40

Свидетельство II (наст. изд.), комм. к с. 55.

А в семнадцатилетнем возрасте мне встретился мужчина… думаю, я ему нравился — я имею в виду, что ему нравилась моя плоть; но сам он никогда ничего такого не говорил. С ним я должен был играть сонаты Баха для скрипки и фортепьяно. Янн рассказывает здесь о встрече с Фридрихом Лоренцем Юргенсеном (1878–1934), знакомым Хармса, которая произошла в 1913 году, когда Янн вернулся в семью после неудачной попытки бежать из дому с Хармсом (Хармс заболел тифом). Юргенсен был коммерсантом, который после многолетней деятельности в Индии в 1906 году вернулся в Гамбург. В 1915 году он дал Янну и Хармсу деньги на поездку в Норвегию, а потом материально поддерживал общину Угрино и сам был ее членом. Он вел переписку с Янном, читал его первые сочинения и поощрял интерес начинающего писателя к литературе и живописи. В норвежских дневниках Янна есть набросок будущего романа («Перрудья»), прототипом для героя которого должен был послужить Юргенсен (Угрино и Инграбания, с. 349–353). О Юргенсене Янн рассказывал Мушгу (Gespräche, S. 90–92):

Еще в том дворянском поместье

<где Хармс заболел, после чего владелец поместья вызвал родителей обоих юношей. — Т. Б.>
нас настигло длинное письмо Ю., где он выражал готовность оказать нам любую помощь. Теперь я его поблагодарил и рассказал, как все закончилось. Он пригласил меня к себе.

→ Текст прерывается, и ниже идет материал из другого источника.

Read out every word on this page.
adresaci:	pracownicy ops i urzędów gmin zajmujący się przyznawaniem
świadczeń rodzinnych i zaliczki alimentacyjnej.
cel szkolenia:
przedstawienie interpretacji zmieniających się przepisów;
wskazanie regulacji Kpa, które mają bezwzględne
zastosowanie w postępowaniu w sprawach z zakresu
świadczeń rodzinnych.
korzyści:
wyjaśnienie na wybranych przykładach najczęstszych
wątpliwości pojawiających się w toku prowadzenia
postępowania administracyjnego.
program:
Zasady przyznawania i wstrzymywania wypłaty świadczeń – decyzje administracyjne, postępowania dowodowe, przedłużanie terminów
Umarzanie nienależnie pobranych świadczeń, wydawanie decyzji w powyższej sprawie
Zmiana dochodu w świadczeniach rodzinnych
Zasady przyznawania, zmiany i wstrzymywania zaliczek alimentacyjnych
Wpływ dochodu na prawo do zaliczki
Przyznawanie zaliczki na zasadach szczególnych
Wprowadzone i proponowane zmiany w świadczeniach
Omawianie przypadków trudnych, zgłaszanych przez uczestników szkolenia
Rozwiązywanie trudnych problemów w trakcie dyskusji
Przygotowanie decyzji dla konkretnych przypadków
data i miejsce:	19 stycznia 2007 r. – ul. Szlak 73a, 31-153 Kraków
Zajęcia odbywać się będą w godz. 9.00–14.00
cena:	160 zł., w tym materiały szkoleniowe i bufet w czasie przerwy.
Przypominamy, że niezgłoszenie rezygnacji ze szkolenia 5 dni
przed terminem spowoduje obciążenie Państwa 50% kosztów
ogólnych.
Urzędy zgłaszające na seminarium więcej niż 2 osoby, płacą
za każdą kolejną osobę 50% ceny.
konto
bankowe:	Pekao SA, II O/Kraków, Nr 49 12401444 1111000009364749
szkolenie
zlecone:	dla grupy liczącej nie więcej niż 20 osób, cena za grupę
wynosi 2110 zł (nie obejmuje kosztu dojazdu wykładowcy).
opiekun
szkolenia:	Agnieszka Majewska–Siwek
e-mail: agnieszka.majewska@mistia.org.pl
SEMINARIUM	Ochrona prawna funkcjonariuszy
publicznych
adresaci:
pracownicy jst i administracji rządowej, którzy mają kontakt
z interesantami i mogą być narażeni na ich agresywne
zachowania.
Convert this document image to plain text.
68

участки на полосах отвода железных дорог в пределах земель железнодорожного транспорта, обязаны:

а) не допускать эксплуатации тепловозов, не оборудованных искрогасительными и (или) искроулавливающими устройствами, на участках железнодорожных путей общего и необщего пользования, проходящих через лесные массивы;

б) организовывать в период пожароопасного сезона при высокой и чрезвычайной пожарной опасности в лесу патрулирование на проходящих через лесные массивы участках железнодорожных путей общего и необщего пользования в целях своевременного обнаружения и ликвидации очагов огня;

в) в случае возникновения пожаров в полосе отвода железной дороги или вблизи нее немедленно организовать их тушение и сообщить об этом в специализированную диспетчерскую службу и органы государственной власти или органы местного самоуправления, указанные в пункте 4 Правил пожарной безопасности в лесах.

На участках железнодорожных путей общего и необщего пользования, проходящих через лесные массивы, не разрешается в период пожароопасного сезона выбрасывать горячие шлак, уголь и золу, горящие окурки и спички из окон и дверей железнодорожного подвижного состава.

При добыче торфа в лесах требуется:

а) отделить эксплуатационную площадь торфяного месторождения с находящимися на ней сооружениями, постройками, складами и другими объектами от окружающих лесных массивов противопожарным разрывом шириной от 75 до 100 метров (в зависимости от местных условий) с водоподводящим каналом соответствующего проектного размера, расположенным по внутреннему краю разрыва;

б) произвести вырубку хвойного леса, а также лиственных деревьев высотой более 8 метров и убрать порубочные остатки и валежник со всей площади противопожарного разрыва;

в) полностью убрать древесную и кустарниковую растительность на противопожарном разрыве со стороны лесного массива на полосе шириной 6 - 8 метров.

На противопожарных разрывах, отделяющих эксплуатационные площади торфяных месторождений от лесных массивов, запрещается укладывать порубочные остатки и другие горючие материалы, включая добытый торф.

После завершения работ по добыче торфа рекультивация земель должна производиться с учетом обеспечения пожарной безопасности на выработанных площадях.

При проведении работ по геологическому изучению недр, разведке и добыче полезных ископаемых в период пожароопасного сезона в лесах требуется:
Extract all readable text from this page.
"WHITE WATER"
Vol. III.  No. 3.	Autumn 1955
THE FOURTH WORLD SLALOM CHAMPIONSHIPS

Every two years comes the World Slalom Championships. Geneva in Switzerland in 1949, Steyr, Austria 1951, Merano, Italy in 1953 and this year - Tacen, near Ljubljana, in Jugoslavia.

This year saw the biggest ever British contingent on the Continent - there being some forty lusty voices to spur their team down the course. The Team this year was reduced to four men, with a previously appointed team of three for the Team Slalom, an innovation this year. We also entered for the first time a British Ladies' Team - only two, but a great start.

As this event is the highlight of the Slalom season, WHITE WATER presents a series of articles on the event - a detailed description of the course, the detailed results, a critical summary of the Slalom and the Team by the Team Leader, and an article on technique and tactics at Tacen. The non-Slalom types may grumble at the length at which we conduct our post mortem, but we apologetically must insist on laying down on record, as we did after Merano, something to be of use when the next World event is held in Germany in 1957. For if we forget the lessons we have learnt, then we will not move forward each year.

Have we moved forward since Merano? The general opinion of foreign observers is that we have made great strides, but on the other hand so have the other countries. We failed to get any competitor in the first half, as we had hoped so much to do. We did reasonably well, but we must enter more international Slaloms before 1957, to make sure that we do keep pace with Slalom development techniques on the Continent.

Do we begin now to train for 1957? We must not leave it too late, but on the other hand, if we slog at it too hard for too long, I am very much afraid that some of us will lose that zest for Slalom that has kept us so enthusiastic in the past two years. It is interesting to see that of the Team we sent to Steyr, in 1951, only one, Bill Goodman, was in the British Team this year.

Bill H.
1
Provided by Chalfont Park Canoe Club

Я пошел к нему. В первый раз переступил я порог знаменитого дома в Вандсбеке

<район Гамбурга. — Т. Б.>
, где когда-то почти ежедневно бывал Брамс. Ю. не был женат, хозяйство вела его мать. Меня ждали великолепно накрытый стол, сказочные кушанья и много бутылок вина. Хозяин предложил, чтобы мы сыграли вдвоем: он — на скрипке, а я — на рояле. Мы стали играть сонаты Баха — сперва медленные, а потом и более быстрые куски, хотя поначалу я отказывался, считая их слишком трудными; но он обещал, что подстроится под меня, — а в промежутках мы пили и разговаривали. Наконец я спросил о расписании поездов. Он вытащил часы и сказал, что последний поезд отходит через пять минут, я на него не успею и лучше мне переночевать здесь, — тут я вскочил, заверил его, что точно еще могу успеть, и убежал. Я буквально почувствовал суть ситуации кончиками пальцев.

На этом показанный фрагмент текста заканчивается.